It’s been nearly a month since our community was thrust into every parent’s worst nightmare — the Annunciation school shooting. I thank God every day that my son was physically unharmed, that he is still young enough not to grasp the full weight of “the bad thing” that happened outside his classroom, while the older students were shot at, terrorized, injured, and lay dying in the sanctuary above.

I don’t pretend to carry the pain of those parents who lost children or are walking with them down a long road of recovery. I can only offer my deepest sympathy, prayers, and reassurance that God is with them. And yet, gratitude for my own son’s safety does not erase the question Annunciation leaves us with: Why did this tragedy occur, and why are these incidents multiplying?

I don’t have the perfect answer. Guns and mental illness matter, of course. But the deeper fuel is a cultural and spiritual unraveling, one that leaves people empty, cut off from truth and unable to find meaning. Guns may be the weapon, but despondency is what feeds destruction.

We are raising children in a culture that leaves them unmoored. Conditioned to look outward for every feeling — to peers for affirmation, screens for stimulation, and constantly shifting ideologies — they struggle to feel “real.” At the same time, they are given fewer chances to experience the grounding love that builds true confidence: not ego or bravado, but the quiet strength of knowing themselves, knowing God, and being at peace with that gift. Without it, they grow up untethered, unsure of who they are or what steadies them.

Even children from “good homes” are not immune. And I don’t know the life of the deeply troubled young person who opened fire on a church full of children. But I know evil is real. And what happened that day bore the marks of it in a way no policy or diagnosis can explain away.

Part of this cultural unraveling is the belief that discomfort itself is intolerable. Every frustration must be numbed or escaped — by scrolling, substances, distractions, or the endless reinvention of images and identities. Layer shame on top of that emptiness, and it becomes devastating. Shame whispers to a vulnerable young person, “You will never re-enter life with dignity.” When that message collides with a culture of escape, some turn inward to self-destruction. Others, tragically, turn outward in violence.

Being a dissenter in a moment of grief is not something I take lightly. After I initially wrote about the tragedy, several Annunciation community members reached out to me, saying they wished leaders would speak with more honesty and courage. Yet even in their agreement, some felt the need to hide their identities. When parents whose children lived through a school shooting feel they cannot speak honestly without fear of judgment or ostracism, it shows how deep our cultural erosion has become, and how urgently we need to recover truth as something we can stand on together.

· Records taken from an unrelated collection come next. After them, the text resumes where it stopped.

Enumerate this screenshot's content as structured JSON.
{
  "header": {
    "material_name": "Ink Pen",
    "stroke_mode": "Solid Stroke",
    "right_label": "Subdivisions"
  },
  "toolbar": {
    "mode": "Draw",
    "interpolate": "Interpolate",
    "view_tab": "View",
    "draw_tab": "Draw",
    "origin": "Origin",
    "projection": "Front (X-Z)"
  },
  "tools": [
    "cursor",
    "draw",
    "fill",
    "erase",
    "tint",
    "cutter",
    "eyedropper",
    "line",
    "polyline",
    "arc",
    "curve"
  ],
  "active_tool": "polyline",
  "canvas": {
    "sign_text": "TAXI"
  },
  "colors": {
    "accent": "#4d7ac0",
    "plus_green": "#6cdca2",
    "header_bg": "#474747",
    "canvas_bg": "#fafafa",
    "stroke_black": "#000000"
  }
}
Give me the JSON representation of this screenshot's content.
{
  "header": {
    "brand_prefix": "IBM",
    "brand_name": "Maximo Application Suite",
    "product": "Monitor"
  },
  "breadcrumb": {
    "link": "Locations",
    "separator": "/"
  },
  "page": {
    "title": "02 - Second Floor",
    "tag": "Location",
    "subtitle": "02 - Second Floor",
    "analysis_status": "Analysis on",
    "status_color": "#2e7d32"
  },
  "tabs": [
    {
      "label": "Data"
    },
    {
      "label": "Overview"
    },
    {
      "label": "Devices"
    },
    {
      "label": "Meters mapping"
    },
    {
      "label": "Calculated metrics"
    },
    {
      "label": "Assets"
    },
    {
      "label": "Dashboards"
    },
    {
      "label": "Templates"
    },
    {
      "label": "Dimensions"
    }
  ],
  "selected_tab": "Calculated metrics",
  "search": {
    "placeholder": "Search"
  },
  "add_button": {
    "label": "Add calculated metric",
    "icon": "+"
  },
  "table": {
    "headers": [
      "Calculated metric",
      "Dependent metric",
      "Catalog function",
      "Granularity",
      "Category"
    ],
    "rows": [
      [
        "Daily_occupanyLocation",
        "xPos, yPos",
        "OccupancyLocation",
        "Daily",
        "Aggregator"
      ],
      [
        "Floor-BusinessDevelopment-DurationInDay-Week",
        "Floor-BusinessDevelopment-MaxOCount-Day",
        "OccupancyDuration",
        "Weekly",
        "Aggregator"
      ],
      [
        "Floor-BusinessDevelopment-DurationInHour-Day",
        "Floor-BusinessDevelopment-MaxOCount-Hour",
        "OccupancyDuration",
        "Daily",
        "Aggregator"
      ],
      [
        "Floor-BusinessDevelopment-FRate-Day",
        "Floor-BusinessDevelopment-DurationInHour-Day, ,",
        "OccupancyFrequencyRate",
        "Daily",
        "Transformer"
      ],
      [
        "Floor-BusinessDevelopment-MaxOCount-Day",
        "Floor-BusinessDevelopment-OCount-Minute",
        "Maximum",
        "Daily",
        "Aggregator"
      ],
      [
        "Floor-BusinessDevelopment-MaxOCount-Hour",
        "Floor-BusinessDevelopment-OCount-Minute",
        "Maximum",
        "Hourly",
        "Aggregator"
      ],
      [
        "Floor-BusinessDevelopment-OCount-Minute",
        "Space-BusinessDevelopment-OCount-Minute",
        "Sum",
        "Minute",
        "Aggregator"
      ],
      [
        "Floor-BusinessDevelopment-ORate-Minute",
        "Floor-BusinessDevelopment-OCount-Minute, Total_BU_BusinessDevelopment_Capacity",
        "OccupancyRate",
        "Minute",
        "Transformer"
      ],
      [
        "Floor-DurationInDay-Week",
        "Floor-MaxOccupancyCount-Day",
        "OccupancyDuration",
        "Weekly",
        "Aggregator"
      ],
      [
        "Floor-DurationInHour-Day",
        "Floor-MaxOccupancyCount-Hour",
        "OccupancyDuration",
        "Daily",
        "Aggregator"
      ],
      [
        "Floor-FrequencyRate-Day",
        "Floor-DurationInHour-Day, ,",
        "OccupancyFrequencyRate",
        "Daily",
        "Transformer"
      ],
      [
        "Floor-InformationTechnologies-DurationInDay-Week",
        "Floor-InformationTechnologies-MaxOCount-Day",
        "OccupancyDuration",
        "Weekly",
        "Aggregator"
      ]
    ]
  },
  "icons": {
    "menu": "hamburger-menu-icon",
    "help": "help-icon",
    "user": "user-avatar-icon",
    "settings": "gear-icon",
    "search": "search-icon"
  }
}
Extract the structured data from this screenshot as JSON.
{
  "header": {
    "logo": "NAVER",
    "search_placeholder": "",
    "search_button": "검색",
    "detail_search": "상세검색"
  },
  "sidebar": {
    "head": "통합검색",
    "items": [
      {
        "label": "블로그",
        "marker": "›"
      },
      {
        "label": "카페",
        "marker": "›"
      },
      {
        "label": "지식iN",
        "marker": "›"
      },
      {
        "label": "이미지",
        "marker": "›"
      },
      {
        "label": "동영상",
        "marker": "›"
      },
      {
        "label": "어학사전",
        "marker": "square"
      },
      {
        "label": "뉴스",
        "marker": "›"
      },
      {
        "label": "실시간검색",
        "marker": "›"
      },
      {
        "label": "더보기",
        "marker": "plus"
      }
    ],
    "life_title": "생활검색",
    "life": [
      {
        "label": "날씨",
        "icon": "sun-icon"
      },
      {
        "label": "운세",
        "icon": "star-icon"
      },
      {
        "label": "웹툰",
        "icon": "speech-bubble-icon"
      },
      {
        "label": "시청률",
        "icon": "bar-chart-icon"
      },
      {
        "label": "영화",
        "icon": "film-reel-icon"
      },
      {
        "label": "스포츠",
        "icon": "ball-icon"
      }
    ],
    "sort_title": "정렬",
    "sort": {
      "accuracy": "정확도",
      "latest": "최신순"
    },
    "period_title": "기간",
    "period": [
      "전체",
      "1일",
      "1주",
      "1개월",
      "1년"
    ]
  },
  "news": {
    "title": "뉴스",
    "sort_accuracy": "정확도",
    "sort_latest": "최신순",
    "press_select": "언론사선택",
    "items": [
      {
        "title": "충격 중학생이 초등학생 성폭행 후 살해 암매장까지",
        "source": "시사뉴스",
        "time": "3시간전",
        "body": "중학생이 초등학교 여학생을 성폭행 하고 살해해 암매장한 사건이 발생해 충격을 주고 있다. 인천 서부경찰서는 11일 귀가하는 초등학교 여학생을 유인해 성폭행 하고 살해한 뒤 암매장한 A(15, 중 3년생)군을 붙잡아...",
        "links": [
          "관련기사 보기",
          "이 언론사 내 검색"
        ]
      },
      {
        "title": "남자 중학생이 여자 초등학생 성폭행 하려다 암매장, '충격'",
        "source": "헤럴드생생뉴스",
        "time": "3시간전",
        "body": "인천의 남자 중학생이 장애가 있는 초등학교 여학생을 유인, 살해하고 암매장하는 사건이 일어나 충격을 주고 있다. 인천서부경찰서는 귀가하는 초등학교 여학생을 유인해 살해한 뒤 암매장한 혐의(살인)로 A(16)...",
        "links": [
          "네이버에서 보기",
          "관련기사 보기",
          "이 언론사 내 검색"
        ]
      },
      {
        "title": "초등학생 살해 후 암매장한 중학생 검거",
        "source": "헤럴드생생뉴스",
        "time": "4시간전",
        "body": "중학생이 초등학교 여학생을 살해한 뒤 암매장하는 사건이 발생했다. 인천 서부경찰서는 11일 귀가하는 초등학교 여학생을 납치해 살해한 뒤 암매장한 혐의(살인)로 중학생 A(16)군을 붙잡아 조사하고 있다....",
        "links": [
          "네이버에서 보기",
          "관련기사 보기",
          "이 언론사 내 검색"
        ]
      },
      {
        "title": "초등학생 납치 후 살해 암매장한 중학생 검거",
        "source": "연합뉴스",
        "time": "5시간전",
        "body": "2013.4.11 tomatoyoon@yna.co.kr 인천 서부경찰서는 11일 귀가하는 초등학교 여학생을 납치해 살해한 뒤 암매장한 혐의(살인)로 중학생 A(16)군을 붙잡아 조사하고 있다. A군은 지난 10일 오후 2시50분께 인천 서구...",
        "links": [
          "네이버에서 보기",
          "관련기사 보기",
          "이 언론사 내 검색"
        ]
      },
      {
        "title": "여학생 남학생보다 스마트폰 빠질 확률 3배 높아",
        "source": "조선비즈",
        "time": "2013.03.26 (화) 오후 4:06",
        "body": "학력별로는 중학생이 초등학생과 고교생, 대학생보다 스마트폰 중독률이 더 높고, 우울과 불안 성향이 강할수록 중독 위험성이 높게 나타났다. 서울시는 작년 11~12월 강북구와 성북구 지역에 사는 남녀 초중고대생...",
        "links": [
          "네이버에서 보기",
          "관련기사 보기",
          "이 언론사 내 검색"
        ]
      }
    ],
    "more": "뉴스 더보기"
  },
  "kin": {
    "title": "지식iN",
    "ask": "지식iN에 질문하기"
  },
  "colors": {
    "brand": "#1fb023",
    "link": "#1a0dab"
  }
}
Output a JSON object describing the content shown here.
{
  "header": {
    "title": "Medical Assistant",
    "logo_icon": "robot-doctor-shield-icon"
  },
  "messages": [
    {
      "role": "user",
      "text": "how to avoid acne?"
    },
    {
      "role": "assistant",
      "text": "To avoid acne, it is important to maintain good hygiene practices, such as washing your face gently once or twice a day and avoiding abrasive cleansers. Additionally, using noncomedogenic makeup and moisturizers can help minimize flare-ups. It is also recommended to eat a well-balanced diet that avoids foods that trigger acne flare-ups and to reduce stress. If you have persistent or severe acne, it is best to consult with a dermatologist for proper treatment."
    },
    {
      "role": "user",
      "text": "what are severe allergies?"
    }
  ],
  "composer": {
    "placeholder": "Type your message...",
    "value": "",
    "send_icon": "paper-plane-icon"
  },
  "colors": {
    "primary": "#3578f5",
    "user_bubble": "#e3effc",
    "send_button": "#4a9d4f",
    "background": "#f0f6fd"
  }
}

This is the pattern we refuse to name. Guns make headlines. Policy divides us. But until we talk honestly about what it means to raise children who no longer feel real, who are taught to avoid discomfort, who don’t know truth, and who believe shame cannot be survived, we will keep rushing past grief into shallow debates that never heal us. What our children need most is not endless escape, but a shared reality strong enough to anchor them when their world feels unstable.

I recently heard a priest say that the church is not only a teacher but also a healer, and that when the healing is missing, things tend to go wrong. That struck me. Because it seems we have forgotten how to heal, especially after life-altering moments and tragedy. The work is hard. It is far easier to distract ourselves with something or someone to blame: the weapon, the policy, the parents, the problem of social media or isolation. But without healing — the work of tending to broken hearts and restoring dignity — we leave people alone and adrift.

Our hands are not tied. The victim paradigm tells us we are powerless, that life only happens to us, that we must wait for leaders or laws to fix what is broken. But that is a lie. We can change this trajectory by confronting our own spiritual deflation and choosing to embrace what is real.

Annunciation must be remembered as more than a tragic story of violence. It must call us to reckon with the soul of our city, with what we pass on to our children, and the existential unmooring already shaping their lives. Because if we cannot offer truth to steady them, dignity to return to when they stumble and a shared reality strong enough to hold them when life is painful, the next tragedy will not be a surprise. It will be the natural consequence of the ground we’ve given up.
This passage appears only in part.